If I am being honest, this feature of Denmark is a huge reason why I chose to study abroad here. I was not confident in my high school level Spanish that I learned almost four years ago and I was pretty sure that my limited Italian vocabulary of gelato and pizza would not be enough for me to thrive in Florence. So, I sidestepped the potential challenge of language barriers by coming to the country that has the best non-native English speakers in the world with an education system that starts teaching it to Danes in first grade.
This luxury of being able to effectively communicate in my native language is definitely something that I have taken for granted over the past month. When I traveled to Geneva a few weeks ago, some of my friends in the group could speak French fairly well and I was able to comfortably stand behind them as they translated for me.
And while in Edinburgh last week the only trouble I faced was the occasional tour guide with a thick Scottish accent. However, my solo weekend trip to Vienna and my complete lack of ability to understand any German created a significant amount of distress.
Thankfully my brilliant friend that I was visiting is fluent in German and English (and also knows an impressive amount of French), so once I connected with her I was in good hands. However, trying to navigate an airport and transit system in a foreign country that speaks a wildly different language than English proved to be more difficult than I anticipated.
My late arrival meant that the information desks at the Vienna airport were closed for the night and all three of the people who I asked for help did not speak English. Luckily, Google Maps came to my rescue (again) and a little bit of intuition helped me get on the right train to meet my friend.
I faced similar issues during my route from my friend’s flat to the train station and then the airport. This time was a little more hectic due to my bad habit of snoozing my alarm and less frequent bus times on a Sunday, but I successfully got on the right street car and made my way to the station. I was pretty confident in the stop that I was supposed to get off at, but panicked a bit when my gut feeling, poor sense of direction, and phone map told me conflicting information about where I should be going.
Despite my original plan of riding for one more stop, I blindly followed the majority of the people who got off the bus rolling suitcases behind them. Thankfully this was the right move, but I still had no idea where I was supposed to be headed in this huge train station with signs written in another language.
Looking at the time and realizing I was cutting it close, I asked someone next to me if they knew how to get to the airport.

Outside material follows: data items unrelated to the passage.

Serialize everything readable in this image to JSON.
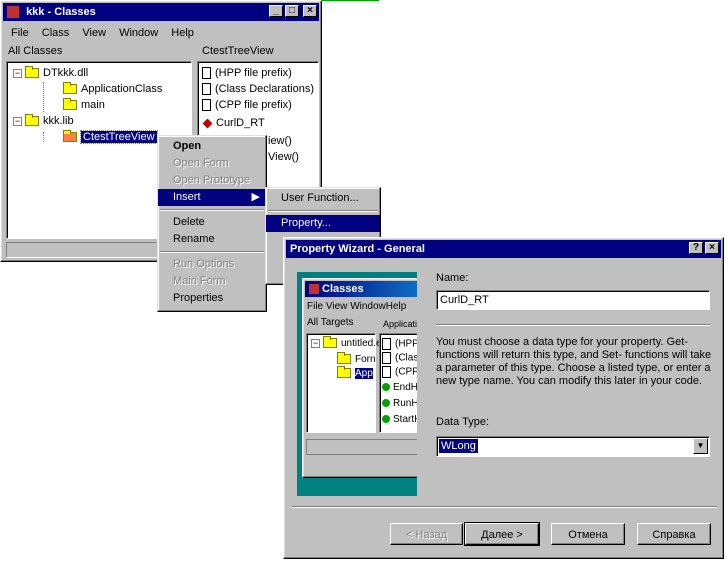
{
  "classes_window": {
    "title": "kkk - Classes",
    "menu": [
      "File",
      "Class",
      "View",
      "Window",
      "Help"
    ],
    "left_header": "All Classes",
    "right_header": "CtestTreeView",
    "tree": [
      "DTkkk.dll",
      "ApplicationClass",
      "main",
      "kkk.lib",
      "CtestTreeView"
    ],
    "members": [
      "(HPP file prefix)",
      "(Class Declarations)",
      "(CPP file prefix)",
      "CurlD_RT",
      "iew()",
      "View()"
    ]
  },
  "context_menu": {
    "items": [
      "Open",
      "Open Form",
      "Open Prototype",
      "Insert",
      "Delete",
      "Rename",
      "Run Options",
      "Main Form",
      "Properties"
    ]
  },
  "submenu": {
    "items": [
      "User Function...",
      "Property...",
      "",
      "",
      ""
    ]
  },
  "wizard": {
    "title": "Property Wizard - General",
    "name_label": "Name:",
    "name_value": "CurlD_RT",
    "description": "You must choose a data type for your property.  Get-functions will return this type, and Set- functions will take a parameter of this type.  Choose a listed type, or enter a new type name.  You can modify this later in your code.",
    "type_label": "Data Type:",
    "type_value": "WLong",
    "buttons": {
      "back": "< Назад",
      "next": "Далее >",
      "cancel": "Отмена",
      "help": "Справка"
    },
    "preview": {
      "title": "Classes",
      "menu": [
        "File",
        "View",
        "Window",
        "Help"
      ],
      "left_header": "All Targets",
      "right_header": "Applicatio",
      "tree": [
        "untitled.e",
        "Forn",
        "App"
      ],
      "members": [
        "(HPP",
        "(Class",
        "(CPP",
        "EndH",
        "RunH",
        "StartH"
      ]
    }
  }
}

He started shaking his head and speaking in German so I quickly moved on to another person but received the same response.

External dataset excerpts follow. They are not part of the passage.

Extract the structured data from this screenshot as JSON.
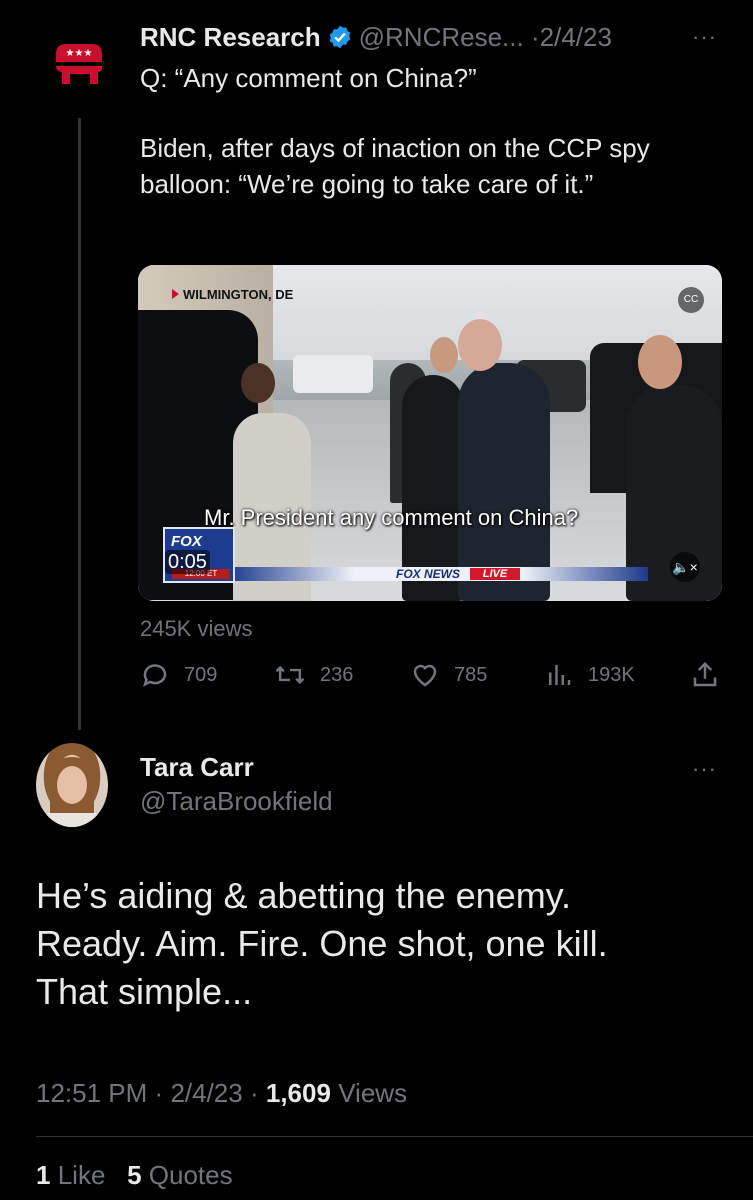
{
  "parent_tweet": {
    "name": "RNC Research",
    "handle": "@RNCRese...",
    "separator": "·",
    "date": "2/4/23",
    "more": "···",
    "text_line1": "Q: “Any comment on China?”",
    "text_para2": "Biden, after days of inaction on the CCP spy balloon: “We’re going to take care of it.”",
    "video": {
      "location": "WILMINGTON, DE",
      "caption": "Mr. President any comment on China?",
      "duration": "0:05",
      "fox_logo": "FOX",
      "fox_time": "12:00 ET",
      "fox_news": "FOX NEWS",
      "live": "LIVE",
      "cc_label": "CC"
    },
    "views": "245K views",
    "actions": {
      "replies": "709",
      "retweets": "236",
      "likes": "785",
      "views": "193K"
    }
  },
  "reply": {
    "name": "Tara Carr",
    "handle": "@TaraBrookfield",
    "more": "···",
    "text_lines": [
      "He’s aiding & abetting the enemy.",
      "Ready. Aim. Fire. One shot, one kill.",
      "That simple..."
    ],
    "time": "12:51 PM",
    "sep1": "·",
    "date": "2/4/23",
    "sep2": "·",
    "view_count": "1,609",
    "views_label": "Views",
    "like_count": "1",
    "like_label": "Like",
    "quote_count": "5",
    "quote_label": "Quotes"
  },
  "colors": {
    "background": "#000000",
    "text": "#e7e9ea",
    "muted": "#71767b",
    "verified": "#1d9bf0",
    "rnc_red": "#c8102e"
  }
}
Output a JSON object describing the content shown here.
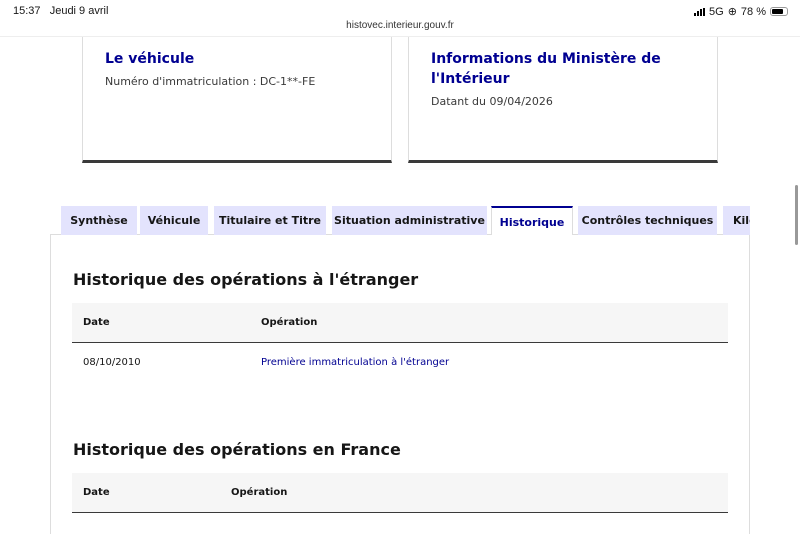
{
  "status_bar": {
    "time": "15:37",
    "date": "Jeudi 9 avril",
    "network": "5G",
    "battery": "78 %"
  },
  "browser": {
    "url": "histovec.interieur.gouv.fr"
  },
  "cards": [
    {
      "title": "Le véhicule",
      "text": "Numéro d'immatriculation : DC-1**-FE"
    },
    {
      "title": "Informations du Ministère de l'Intérieur",
      "text": "Datant du 09/04/2026"
    }
  ],
  "tabs": [
    "Synthèse",
    "Véhicule",
    "Titulaire et Titre",
    "Situation administrative",
    "Historique",
    "Contrôles techniques",
    "Kilométrage"
  ],
  "active_tab": "Historique",
  "sections": [
    {
      "title": "Historique des opérations à l'étranger",
      "columns": [
        "Date",
        "Opération"
      ],
      "rows": [
        {
          "date": "08/10/2010",
          "operation": "Première immatriculation à l'étranger"
        }
      ]
    },
    {
      "title": "Historique des opérations en France",
      "columns": [
        "Date",
        "Opération"
      ],
      "rows": []
    }
  ]
}
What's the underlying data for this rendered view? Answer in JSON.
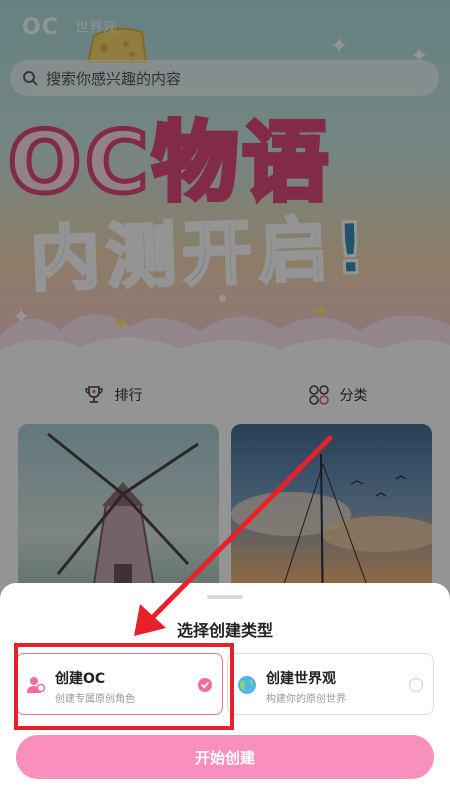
{
  "app": {
    "tab_oc": "OC",
    "tab_world": "世界观"
  },
  "search": {
    "placeholder": "搜索你感兴趣的内容"
  },
  "banner": {
    "title_line1": "OC物语",
    "title_line2": "内测开启!"
  },
  "categories": [
    {
      "label": "排行",
      "icon": "trophy-icon"
    },
    {
      "label": "分类",
      "icon": "grid-circles-icon"
    }
  ],
  "sheet": {
    "title": "选择创建类型",
    "options": [
      {
        "label": "创建OC",
        "sub": "创建专属原创角色",
        "icon": "user-pink-icon",
        "selected": true
      },
      {
        "label": "创建世界观",
        "sub": "构建你的原创世界",
        "icon": "globe-icon",
        "selected": false
      }
    ],
    "start_label": "开始创建"
  },
  "colors": {
    "accent_pink": "#f06ca1",
    "button_pink": "#f98fbc",
    "annotation_red": "#e8202a"
  }
}
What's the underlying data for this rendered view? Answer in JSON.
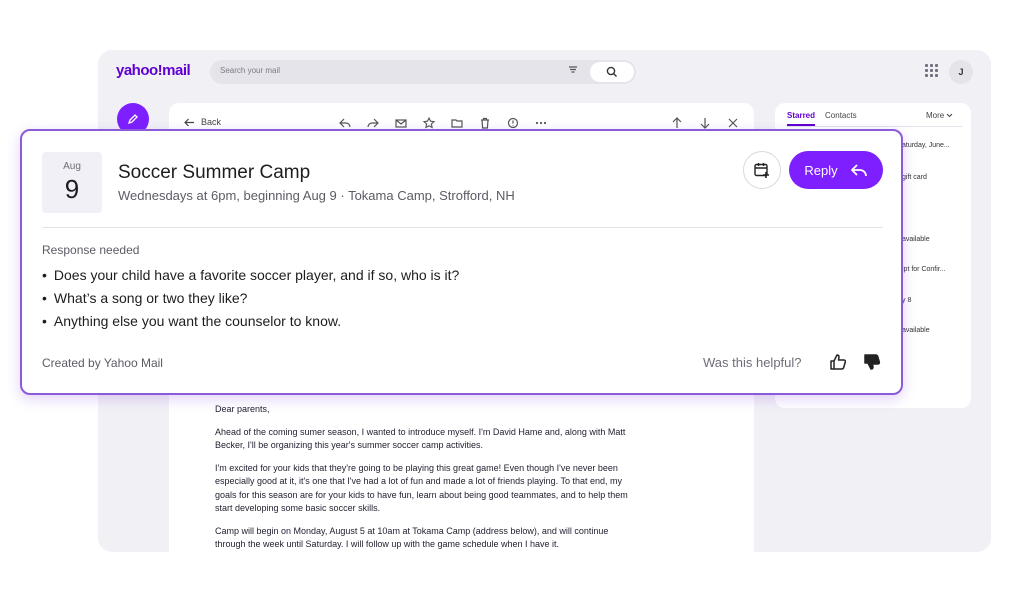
{
  "header": {
    "logo": "yahoo!mail",
    "search_placeholder": "Search your mail",
    "avatar_initial": "J"
  },
  "toolbar": {
    "back_label": "Back"
  },
  "side_panel": {
    "tabs": [
      "Starred",
      "Contacts"
    ],
    "more_label": "More",
    "snippets": [
      "aturday, June...",
      "gift card",
      "available",
      "ipt for Confir...",
      "y 8",
      "available"
    ]
  },
  "summary_card": {
    "date_month": "Aug",
    "date_day": "9",
    "title": "Soccer Summer Camp",
    "subtitle": "Wednesdays at 6pm, beginning Aug 9 · Tokama Camp, Strofford, NH",
    "reply_label": "Reply",
    "response_label": "Response needed",
    "questions": [
      "Does your child have a favorite soccer player, and if so, who is it?",
      "What’s a song or two they like?",
      "Anything else you want the counselor to know."
    ],
    "created_by": "Created by Yahoo Mail",
    "helpful_prompt": "Was this helpful?"
  },
  "email_body": {
    "paragraphs": [
      "Dear parents,",
      "Ahead of the coming sumer season, I wanted to introduce myself. I'm David Hame and, along with Matt Becker, I'll be organizing this year's summer soccer camp activities.",
      "I'm excited for your kids that they're going to be playing this great game! Even though I've never been especially good at it, it's one that I've had a lot of fun and made a lot of friends playing. To that end, my goals for this season are for your kids to have fun, learn about being good teammates, and to help them start developing some basic soccer skills.",
      "Camp will begin on Monday, August 5 at 10am at Tokama Camp (address below), and will continue through the week until Saturday. I will follow up with the game schedule when I have it."
    ]
  },
  "colors": {
    "brand_purple": "#6001d2",
    "button_purple": "#7e1fff",
    "card_border": "#8b5bd9"
  }
}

Knowing that the train only comes every 30 minutes, I ran up the stairs to an information desk with hopes of finding someone who spoke English. While I did find someone, she gave me an annoyed look and told me that the train was leaving in 3 minutes.
I sprinted downstairs to the nearest ticket kiosk where I couldn’t figure out how to switch the language so I had to put my trust in the small pictures displayed on the screen. I then ran back up the stairs to platform 10 and slipped through the closing doors of the train panting and with a visibly sweaty forehead.
As I sat down and thanked my body for providing me with the adrenaline needed to run as fast as I did (I honestly felt like Usain Bolt in that moment), I thought about how frustrating it was that nothing was in English. How dare another country not go out of THEIR way to make it more convenient for people like ME who speak English?
I was quickly embarrassed of my sense of entitlement as I thought about the difficulties that minorities likely face in America when they cannot communicate using their native language.
My short time in a foreign country with an unfamiliar language made me feel isolated from those around me and I can’t begin to imagine how it must feel for people who come to the U.S. without knowing English. Even though we don’t have an official national language, English is undoubtedly the most common and I can’t think of any place in the States where it is not the main language used.
I also started thinking about international students who come to the U.S. and must learn with materials that are not presented in their native language. Something as simple as reading a food label or trying to navigate around a building can be such a difficult task but often times these struggles go unnoticed.
This experience is helping me become more aware of the advantages that I have when I am in Wisconsin and learning at a university that caters to my first language. I am truly in awe of people who are not only skilled enough to be multilingual, but who can also thrive in environments that might not consider their language needs.